I looked at another property yesterday, and will get to see one more tomorrow. The owner of the place – a lady in her seventies and no more than five foot tall – was lovely. She seemed a typical older Romanian woman, with all her preserves jarred and labelled in the pantry. Talking to older Romanians gives me a fascinating window on their lives, and makes a nice change from hearing about ambitious career plans and trips to Greek islands.

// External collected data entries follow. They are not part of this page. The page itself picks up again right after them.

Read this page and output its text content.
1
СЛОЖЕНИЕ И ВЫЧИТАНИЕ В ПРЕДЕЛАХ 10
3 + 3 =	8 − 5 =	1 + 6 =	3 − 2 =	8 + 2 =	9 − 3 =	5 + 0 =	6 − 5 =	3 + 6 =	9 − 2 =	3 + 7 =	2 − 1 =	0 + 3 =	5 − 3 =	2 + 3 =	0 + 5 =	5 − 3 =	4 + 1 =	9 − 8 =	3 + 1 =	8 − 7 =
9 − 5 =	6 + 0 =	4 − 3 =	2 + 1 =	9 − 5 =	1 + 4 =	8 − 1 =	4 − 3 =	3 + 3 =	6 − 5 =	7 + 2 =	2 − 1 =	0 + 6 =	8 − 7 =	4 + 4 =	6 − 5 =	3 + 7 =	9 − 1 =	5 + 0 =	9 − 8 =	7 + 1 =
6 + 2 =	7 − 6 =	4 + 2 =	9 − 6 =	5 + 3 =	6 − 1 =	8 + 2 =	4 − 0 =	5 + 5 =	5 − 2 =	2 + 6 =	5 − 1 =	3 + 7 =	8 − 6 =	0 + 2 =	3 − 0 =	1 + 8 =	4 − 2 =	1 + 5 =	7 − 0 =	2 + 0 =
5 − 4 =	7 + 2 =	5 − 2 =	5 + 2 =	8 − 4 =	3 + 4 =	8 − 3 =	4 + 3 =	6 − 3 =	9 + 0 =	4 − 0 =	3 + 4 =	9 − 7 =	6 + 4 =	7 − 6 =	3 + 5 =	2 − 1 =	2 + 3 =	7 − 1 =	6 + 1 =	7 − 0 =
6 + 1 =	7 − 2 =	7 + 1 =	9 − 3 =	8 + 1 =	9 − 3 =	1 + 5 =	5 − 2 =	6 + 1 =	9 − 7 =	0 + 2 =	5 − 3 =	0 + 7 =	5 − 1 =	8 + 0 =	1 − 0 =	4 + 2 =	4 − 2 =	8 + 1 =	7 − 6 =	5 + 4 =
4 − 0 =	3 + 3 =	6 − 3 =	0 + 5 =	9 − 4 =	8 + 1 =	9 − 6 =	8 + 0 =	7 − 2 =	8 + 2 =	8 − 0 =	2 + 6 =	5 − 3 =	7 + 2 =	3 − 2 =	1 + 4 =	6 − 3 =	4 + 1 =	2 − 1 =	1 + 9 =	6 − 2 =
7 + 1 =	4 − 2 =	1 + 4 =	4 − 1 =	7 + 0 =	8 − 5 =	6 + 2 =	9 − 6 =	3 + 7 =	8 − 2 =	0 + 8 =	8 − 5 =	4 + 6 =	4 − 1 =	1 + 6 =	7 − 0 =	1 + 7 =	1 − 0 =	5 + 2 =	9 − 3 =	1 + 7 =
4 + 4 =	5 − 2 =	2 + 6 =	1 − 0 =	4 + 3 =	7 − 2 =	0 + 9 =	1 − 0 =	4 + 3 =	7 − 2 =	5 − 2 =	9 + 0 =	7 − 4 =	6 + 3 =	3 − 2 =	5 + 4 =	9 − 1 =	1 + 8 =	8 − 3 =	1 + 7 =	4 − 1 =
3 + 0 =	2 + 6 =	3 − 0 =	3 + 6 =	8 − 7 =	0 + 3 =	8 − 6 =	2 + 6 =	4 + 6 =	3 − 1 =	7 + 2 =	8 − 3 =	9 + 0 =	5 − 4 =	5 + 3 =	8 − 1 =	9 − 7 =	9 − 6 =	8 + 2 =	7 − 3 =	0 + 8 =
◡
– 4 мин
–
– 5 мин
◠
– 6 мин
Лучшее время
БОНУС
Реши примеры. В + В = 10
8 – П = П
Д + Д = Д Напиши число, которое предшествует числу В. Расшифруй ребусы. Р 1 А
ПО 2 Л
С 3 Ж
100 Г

I’ve been watching a weird series on Netflix, with a weirdly long title to match: The Woman in the House Across the Street from the Girl in the Window. Some exercises I did last week on car parts made me think of some other weirdly long titles from the recently (and sadly) departed Meat Loaf: I’d Do Anything for Love (But I Won’t Do That), and Objects in the Rear View Mirror May Appear Closer Than They Are. Both those songs were on the hugely successful Bat Out of Hell II album, which came out when I was a teenager.

This was my attempt at yesterday’s Wordle:

I was lucky to get so close with my second guess, but as for the actual solution, I thought, when did people start using this word? Luckily, there’s something called Google Ngrams which shows you how word frequencies have changed over time in printed material. You can even compare words, such as trope and tripe. Trope has indeed exploded in my lifetime:

Below is how the spelling of the country I live in has changed in English over two centuries. I certainly prefer the current spelling, which only took over in the 1970s. Note how mentions of Romania (spelt in any way) peaked during the Ceaușescu era, and dropped off a bit in the 1990s.

My mother still sometimes refers to the sort of computer you hold in your hand, like the one I’ve just bought, as a telephone:

It used to be unprintable, didn’t it? It’s now six times as printable as it was at the turn of the century.